5.- ASCENDENCIA DEPORTIVA. Las becas universitarias, la calidad de las infraestructuras físicas, la comercialización y la estratégica operatividad de las ligas profesionales estadounidenses, con la contratación de calificados talentos nacionales e internacionales, han colocado las competencias deportivas nacionales en un alto peldaño, con sustanciales beneficios monetarios y un impacto internacional. Por esa causativa, Estados Unidos ha trascendido en los juegos olímpicos y las grandes ligas profesionales de béisbol (MLB), el baloncesto (NBA), el fútbol (NFL) y el fútbol americano (MLB).

6.- INVESTIGACIÓN E INVENCIONES. En Estados Unidos inventaron la iluminación eléctrica, el telégrafo, teléfono, el avión, la penicilina a escala industrial, la vacuna contra el polio, la anestesia, el trasplante de órganos, el láser, el descenso de nave espacial a la Luna, el primer satélite de comunicación, el sistema de pronóstico meteorológico satelital, el primer transbordador espacial, la computadora personal, el microprocesador, la robótica, la Internet y la Web, el proyecto de Genoma Humano, el GPS, la tecnología de células madre, etc., por cuya labor de investigación y desarrollo está en el primer lugar en cantidad de premios Nobel.

7.- CONSERVACIÓN AMBIENTAL GLOBAL Ha sido pionero en la conservación ambiental, con el desarrollo del Parque Nacional Yellowstone, en 1872; la Ley de Aire Limpio (Clean Air Act de 1970), la reducción de la contaminación industrial y más de 30 logros en esta área.

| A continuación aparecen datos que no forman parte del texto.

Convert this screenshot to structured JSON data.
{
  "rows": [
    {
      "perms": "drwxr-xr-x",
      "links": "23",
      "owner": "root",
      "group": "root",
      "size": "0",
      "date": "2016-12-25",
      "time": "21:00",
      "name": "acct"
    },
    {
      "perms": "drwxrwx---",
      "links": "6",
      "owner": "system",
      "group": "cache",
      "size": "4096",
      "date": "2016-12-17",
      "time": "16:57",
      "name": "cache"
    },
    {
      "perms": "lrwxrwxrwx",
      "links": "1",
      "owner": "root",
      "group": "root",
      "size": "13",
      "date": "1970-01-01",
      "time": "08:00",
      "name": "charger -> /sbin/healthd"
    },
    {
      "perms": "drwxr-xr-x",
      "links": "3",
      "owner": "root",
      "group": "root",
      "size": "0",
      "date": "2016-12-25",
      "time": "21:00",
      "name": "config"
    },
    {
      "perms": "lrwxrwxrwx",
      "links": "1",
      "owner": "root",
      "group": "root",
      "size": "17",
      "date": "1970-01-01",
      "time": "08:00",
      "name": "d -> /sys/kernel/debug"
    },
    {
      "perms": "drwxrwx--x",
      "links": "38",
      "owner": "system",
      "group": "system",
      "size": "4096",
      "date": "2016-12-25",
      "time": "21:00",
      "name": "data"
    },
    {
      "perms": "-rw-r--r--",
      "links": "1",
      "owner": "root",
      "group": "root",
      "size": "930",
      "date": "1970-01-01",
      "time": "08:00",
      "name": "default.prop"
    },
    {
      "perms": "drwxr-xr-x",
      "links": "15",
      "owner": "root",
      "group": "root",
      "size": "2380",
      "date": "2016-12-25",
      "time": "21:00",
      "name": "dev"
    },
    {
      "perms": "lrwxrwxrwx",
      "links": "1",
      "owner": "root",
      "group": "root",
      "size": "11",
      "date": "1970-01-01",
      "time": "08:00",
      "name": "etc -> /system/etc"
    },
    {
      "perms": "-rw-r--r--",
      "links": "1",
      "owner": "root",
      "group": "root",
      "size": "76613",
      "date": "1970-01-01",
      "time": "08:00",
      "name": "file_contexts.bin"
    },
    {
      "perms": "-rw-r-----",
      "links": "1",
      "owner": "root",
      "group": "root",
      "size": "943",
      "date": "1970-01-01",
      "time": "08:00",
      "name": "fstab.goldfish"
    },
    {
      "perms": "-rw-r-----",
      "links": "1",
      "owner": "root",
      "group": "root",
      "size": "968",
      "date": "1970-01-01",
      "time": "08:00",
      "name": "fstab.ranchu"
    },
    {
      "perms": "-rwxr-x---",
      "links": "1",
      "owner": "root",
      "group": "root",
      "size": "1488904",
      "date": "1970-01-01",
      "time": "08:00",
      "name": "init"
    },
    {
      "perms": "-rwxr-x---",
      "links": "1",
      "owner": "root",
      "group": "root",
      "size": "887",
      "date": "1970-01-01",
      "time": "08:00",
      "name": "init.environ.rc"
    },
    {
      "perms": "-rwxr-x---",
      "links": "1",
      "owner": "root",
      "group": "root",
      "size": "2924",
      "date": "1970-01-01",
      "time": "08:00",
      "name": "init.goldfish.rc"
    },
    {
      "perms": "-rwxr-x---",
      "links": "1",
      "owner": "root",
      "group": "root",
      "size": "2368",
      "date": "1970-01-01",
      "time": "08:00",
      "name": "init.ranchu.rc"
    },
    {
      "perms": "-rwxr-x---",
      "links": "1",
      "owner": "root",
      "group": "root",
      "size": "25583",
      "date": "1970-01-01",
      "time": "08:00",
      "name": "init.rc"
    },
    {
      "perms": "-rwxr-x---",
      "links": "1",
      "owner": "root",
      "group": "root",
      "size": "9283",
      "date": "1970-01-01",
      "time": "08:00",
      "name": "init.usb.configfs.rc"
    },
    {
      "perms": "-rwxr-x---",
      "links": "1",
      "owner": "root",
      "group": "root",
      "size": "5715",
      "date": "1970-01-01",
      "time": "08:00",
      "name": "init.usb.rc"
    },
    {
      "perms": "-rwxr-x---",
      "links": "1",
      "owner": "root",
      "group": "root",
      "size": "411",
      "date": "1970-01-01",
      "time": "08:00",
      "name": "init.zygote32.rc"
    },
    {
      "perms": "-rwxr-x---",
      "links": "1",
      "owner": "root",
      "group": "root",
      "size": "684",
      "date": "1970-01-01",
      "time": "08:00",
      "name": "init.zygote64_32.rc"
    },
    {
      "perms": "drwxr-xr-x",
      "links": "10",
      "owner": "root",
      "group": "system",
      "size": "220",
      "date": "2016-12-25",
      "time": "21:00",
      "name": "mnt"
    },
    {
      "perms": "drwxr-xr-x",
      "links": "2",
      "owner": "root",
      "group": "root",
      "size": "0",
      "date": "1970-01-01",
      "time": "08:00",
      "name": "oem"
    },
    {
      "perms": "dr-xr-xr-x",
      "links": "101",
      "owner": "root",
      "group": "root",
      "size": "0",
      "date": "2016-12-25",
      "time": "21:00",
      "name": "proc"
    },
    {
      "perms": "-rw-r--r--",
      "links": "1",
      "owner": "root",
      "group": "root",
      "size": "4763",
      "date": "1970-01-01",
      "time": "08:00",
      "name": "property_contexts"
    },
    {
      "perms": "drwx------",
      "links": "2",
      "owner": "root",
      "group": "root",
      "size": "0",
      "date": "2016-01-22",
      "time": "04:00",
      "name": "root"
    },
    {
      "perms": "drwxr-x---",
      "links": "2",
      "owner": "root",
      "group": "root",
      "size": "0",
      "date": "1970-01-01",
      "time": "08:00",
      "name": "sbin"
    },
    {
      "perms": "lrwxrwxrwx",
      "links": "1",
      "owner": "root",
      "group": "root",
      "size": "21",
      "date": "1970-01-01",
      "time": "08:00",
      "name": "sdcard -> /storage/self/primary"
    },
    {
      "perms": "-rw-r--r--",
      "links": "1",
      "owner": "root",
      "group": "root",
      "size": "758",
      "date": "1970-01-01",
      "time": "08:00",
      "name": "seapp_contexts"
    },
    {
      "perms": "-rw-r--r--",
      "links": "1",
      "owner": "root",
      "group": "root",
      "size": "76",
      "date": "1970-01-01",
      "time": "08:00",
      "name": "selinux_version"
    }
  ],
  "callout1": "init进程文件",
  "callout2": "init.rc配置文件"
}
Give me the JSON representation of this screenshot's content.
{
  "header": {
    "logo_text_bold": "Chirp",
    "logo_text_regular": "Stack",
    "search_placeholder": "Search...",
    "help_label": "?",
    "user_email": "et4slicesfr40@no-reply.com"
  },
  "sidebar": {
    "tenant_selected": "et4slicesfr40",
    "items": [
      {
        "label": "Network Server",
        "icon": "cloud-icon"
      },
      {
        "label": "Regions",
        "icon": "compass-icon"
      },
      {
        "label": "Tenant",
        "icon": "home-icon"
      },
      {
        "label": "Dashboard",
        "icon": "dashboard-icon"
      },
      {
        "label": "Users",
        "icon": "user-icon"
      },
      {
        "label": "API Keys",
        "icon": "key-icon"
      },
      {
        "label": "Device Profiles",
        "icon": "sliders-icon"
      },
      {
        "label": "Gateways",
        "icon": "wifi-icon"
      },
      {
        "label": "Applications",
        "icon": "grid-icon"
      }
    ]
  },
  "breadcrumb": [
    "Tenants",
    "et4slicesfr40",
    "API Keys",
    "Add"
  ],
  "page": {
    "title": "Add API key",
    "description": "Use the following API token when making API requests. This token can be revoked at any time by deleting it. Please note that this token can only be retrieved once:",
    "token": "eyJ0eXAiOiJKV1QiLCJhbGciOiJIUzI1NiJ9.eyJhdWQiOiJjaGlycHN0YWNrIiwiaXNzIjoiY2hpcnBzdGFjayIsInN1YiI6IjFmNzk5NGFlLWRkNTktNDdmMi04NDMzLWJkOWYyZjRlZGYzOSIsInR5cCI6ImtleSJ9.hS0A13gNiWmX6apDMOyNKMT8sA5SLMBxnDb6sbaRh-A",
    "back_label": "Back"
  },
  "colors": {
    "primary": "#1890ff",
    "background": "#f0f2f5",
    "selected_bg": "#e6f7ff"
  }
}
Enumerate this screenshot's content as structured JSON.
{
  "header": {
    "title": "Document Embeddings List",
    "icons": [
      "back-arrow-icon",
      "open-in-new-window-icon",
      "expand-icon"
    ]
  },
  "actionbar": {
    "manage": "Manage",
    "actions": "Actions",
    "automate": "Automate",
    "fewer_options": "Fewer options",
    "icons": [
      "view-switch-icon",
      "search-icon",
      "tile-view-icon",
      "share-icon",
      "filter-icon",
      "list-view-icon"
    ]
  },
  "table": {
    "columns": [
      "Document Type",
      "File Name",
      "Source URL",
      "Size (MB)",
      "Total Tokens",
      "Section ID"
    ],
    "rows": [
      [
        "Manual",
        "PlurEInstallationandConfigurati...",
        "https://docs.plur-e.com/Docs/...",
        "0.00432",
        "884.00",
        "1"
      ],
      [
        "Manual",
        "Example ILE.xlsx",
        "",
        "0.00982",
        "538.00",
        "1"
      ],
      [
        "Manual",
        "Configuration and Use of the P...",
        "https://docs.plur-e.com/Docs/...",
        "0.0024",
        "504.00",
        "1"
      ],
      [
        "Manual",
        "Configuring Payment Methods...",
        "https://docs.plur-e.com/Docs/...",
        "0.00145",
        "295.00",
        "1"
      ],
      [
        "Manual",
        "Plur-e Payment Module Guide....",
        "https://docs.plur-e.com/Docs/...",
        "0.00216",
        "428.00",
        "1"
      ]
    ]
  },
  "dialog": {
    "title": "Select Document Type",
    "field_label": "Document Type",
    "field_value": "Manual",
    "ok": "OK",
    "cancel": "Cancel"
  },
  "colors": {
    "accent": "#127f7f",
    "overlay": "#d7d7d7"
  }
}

8.- PRODUCCIÓN ENERGÉTICA. Activó, desde 1869, la producción comercial del petróleo, la innovación en el transporte, el tren intercontinental, el descubrimiento de crudo en Pensilvania; la segunda revolución industrial, el desarrollo de plantas de energía nuclear y la reserva de gran cantidad de petróleo y gas natural.

9.- REFORMAS SOCIALES Y POLÍTICAS. Desde su proclamación como República independiente, en Estados Unidos han sido impulsadas transformaciones internas esenciales, como la abolición de la esclavitud, el establecimiento de derechos civiles, como el sufragio para las minorías; el sistema federal con división de poderes, las libertades individuales frente al poder central y los programas de seguridad social Medicare, Medicaid y alimentos para auxiliar a personas de bajos ingresos.

10.- ACOGIDA DE EMIGRANTES. Atracción y recepción de millones de emigrantes, que son recursos humanos para la producción empresarial y estatal y que, a la vez, oportunidades de trabajo para la sostenibilidad financiera y el envío de remesas a sus países de origen.

En pocas palabras, los inventos, emprendimientos y productividad con el sello “Made in the U.S.A.”, desde antes de la Revolución Industrial y en la Era Digital, han salvado millones de vidas y coadyuvado con la transformación de la economía global y los quehaceres cotidianos. Han mecanizado y automatizado transiciones y modificaciones en las interacciones humanas, los procesos sociales y económicos, en hábitos de consumo y la cultura, en transacciones monetarias, en el accionar laboral, leyes y otras normas, así como en estructuras societarias.

El autor: Periodista, mercadólogo, catedrático, escritor y comentarista de medios escritos, televisivos y digitales.